Итак, Иосиф и его родители, попали в водоворот быстротечной нью-йоркской жизни. Они изо всех сил барахтались в этой жизни, чтобы не утонуть, чтобы выжить, но не только. Главной задачей было подняться и твердо встать на ноги. С одной стороны, жесткие условия были не такими уж смертельно-тяжелыми, но с другой стороны, все было не просто, ибо конкуренция была бешенной. Жесткость условий, как это не парадоксально, создаются широкими возможностями, которые наличествуют в американской социальной системе. Наличие реальных стартовых возможностей, поощряет и создает острую конкуренцию между желающими воспользоваться этими возможностями. А конкуренция уже создает весь дальнейший фон американской жизни. Величие американской системы в том, что она на законодательном уровне поддерживает реальные стартовые возможности, что в конечном счете и позволяет наиболее достойным справедливо достичь успеха в жизни. Движущим механизмом в этой социальной системе, как и в экономической, является его величество Конкуренция. Великий соблазн реального достижения материальных благ средним американцем толкает миллионы людей в этот непрерывный жизненный конвейер, который может привести к заветной цели.

Марику было сорок три года. Это самый «неудобный» возраст для эмиграции, уже не молодой и еще не старый. Главной проблемой для русскоязычной эмиграции среднего возраста была языковая. Язык поддавался чертовски медленно, а то и вовсе не поддавался изучению.

Проучившись шесть месяцев на курсах английского языка, в надежде овладеть английским, ни к чему не привели. Получать и сидеть на одном пособии было с одной стороны как-то неудобно, а с другой невыносимо, учитывая массу соблазнов вокруг. Но решать эту дилемму должен был каждый сам и больше никто. В принципе иммиграция не меняла людей, возможно, она просто ломала их. А так, каким ты был на Родине, таким ты оставался в Америке. Эмиграция человека не меняет, она лишь проявляет его потенцию — отрицательную, либо положительную. Поэтому, успех при поиске работы приходит к тому, кто сумеет найти компромисс между своими амбициями и возможностями.

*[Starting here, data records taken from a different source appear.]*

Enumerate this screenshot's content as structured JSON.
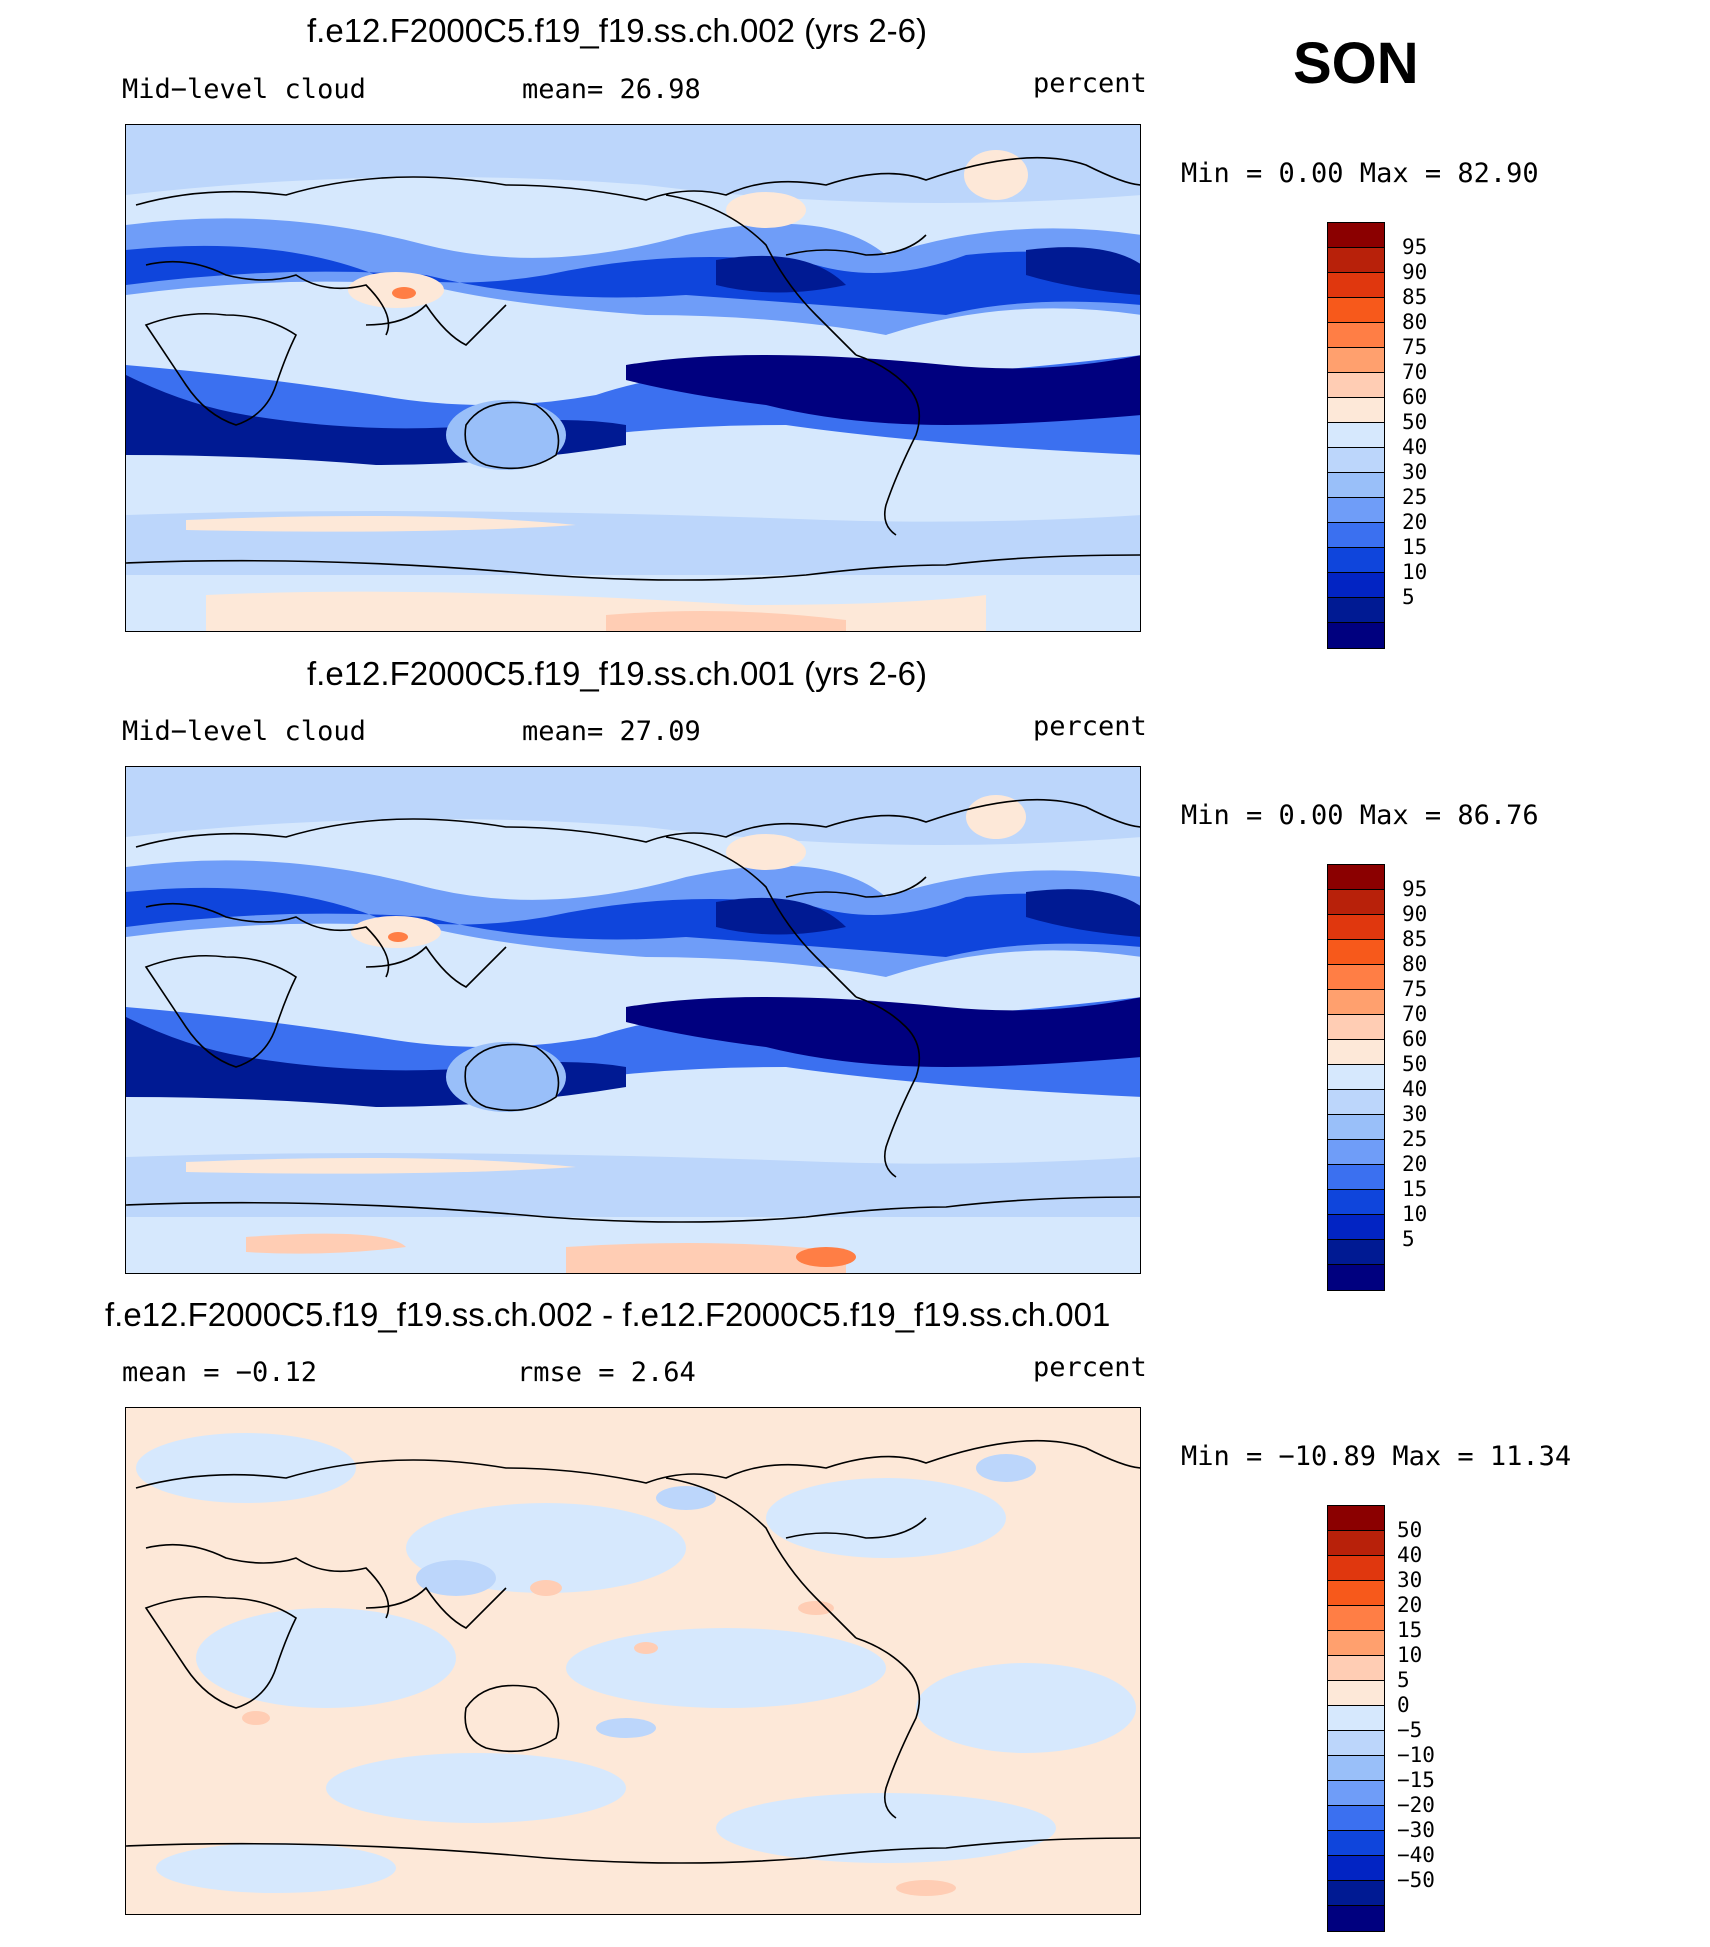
{
  "season": "SON",
  "colors": {
    "abs_scale": [
      "#8b0000",
      "#b8210a",
      "#e0370e",
      "#f7591b",
      "#ff7e45",
      "#ffa06e",
      "#ffcdb4",
      "#fde8d8",
      "#d6e8fd",
      "#bcd6fb",
      "#99bff9",
      "#6f9df8",
      "#3b70f0",
      "#0f45dc",
      "#0224c3",
      "#001a93",
      "#00007f"
    ],
    "diff_scale": [
      "#8b0000",
      "#b8210a",
      "#e0370e",
      "#f7591b",
      "#ff7e45",
      "#ffa06e",
      "#ffcdb4",
      "#fde8d8",
      "#d6e8fd",
      "#bcd6fb",
      "#99bff9",
      "#6f9df8",
      "#3b70f0",
      "#0f45dc",
      "#0224c3",
      "#001a93",
      "#00007f"
    ]
  },
  "panels": [
    {
      "title": "f.e12.F2000C5.f19_f19.ss.ch.002 (yrs 2-6)",
      "left": "Mid−level cloud",
      "center": "mean=   26.98",
      "right": "percent",
      "minmax": "Min =     0.00 Max =   82.90",
      "scale": "abs",
      "ticks": [
        "95",
        "90",
        "85",
        "80",
        "75",
        "70",
        "60",
        "50",
        "40",
        "30",
        "25",
        "20",
        "15",
        "10",
        "5"
      ]
    },
    {
      "title": "f.e12.F2000C5.f19_f19.ss.ch.001 (yrs 2-6)",
      "left": "Mid−level cloud",
      "center": "mean=   27.09",
      "right": "percent",
      "minmax": "Min =     0.00 Max =   86.76",
      "scale": "abs",
      "ticks": [
        "95",
        "90",
        "85",
        "80",
        "75",
        "70",
        "60",
        "50",
        "40",
        "30",
        "25",
        "20",
        "15",
        "10",
        "5"
      ]
    },
    {
      "title": "f.e12.F2000C5.f19_f19.ss.ch.002 - f.e12.F2000C5.f19_f19.ss.ch.001",
      "left": "mean =   −0.12",
      "center": "rmse =    2.64",
      "right": "percent",
      "minmax": "Min = −10.89 Max =   11.34",
      "scale": "diff",
      "ticks": [
        "50",
        "40",
        "30",
        "20",
        "15",
        "10",
        "5",
        "0",
        "−5",
        "−10",
        "−15",
        "−20",
        "−30",
        "−40",
        "−50"
      ]
    }
  ]
}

Марик это хорошо понимал в свои сорок три года и поэтому решил пойти работать таксистом, как в прочем и многие советские иммигранты среднего и пожилого возрастов. Первое время это его коробило, главный инженер завода — теперь таксист. Но когда он познакомился со своими коллегами на новой работе, то понял, что это общее положение и ничего здесь не поделаешь. Его сменщиками были — профессор, директор школы, пианист и геолог.

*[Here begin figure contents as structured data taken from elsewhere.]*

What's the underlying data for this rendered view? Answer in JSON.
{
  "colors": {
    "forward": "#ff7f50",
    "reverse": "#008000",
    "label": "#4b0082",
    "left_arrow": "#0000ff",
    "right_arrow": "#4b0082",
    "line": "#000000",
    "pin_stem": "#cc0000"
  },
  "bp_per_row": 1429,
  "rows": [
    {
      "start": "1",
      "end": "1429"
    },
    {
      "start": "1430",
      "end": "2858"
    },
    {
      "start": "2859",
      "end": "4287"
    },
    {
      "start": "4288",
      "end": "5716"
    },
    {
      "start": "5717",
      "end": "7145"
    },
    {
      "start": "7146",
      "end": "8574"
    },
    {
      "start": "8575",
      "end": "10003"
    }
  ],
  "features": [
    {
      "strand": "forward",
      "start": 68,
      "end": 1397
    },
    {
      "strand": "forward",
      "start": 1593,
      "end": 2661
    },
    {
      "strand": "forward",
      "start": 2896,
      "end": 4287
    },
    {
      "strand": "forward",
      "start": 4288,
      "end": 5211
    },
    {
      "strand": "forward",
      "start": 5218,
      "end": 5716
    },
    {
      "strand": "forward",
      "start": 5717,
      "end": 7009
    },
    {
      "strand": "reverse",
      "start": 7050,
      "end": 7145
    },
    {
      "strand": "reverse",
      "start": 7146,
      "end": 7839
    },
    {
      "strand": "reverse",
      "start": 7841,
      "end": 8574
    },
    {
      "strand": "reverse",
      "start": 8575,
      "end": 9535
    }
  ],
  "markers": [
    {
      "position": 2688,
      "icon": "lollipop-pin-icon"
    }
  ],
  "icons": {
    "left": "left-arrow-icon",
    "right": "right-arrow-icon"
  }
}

Марик смирился. Но разве можно было привыкнуть к ежедневному чувству унижения, которое испытывает любой иммигрант. Марик понимал, что надо перетерпеть и возможно со временем станет легче и чувство униженности ослабеет, отступит, а возможно и вовсе исчезнет. И он напрягал всю свою волю. Иначе было нельзя. Ведь вокруг него было не мало таких, которые ломались, не выдерживая таких испытаний. В результате, среди русскоязычных иммигрантов было большое количество нервных срывов и разводов. Мужчины часто спивались, женщины их бросали и старались выйти замуж за американцев.

Марик в душе завидовал американцам, этим уверенным в себе, самодостаточным людям, чувствующих себя хозяевами Америки.

И точно, как в мультфильме о гадком утенке, Марику так хотелось приобщиться к ним и стать одним из них. Но огромная языково-социальная пропасть лежала между ними.

Марик все вспоминал изречение одного из древних греков: «Для полного счастья человеку нужно иметь славное Отечество».

Постепенно Марик стал привыкать к свободе. В Америке приятно и удобно жить. Но все советские эмигранты тоскуют по Родине. Все эмигранты тоскуют по Родине. Марик объяснял поведение, мысли и поступки подавляющего большинства бывших советских людей за границей в новой для них относительно свободной политической, экономической и социальной среды следующим образом. Конечно, очень важно, что люди выехали из Советского Союза. Это судьбоносный шаг и он уже как-то характеризует таких людей, которые решились на это. Но каждый советский иммигрант, выехав, увез с собой частичку Советского Союза. И вся проблема заключается в том чтобы «Советский Союз вышел» из иммигранта. Только тогда он полностью освободится и станет по настоящему свободным человеком.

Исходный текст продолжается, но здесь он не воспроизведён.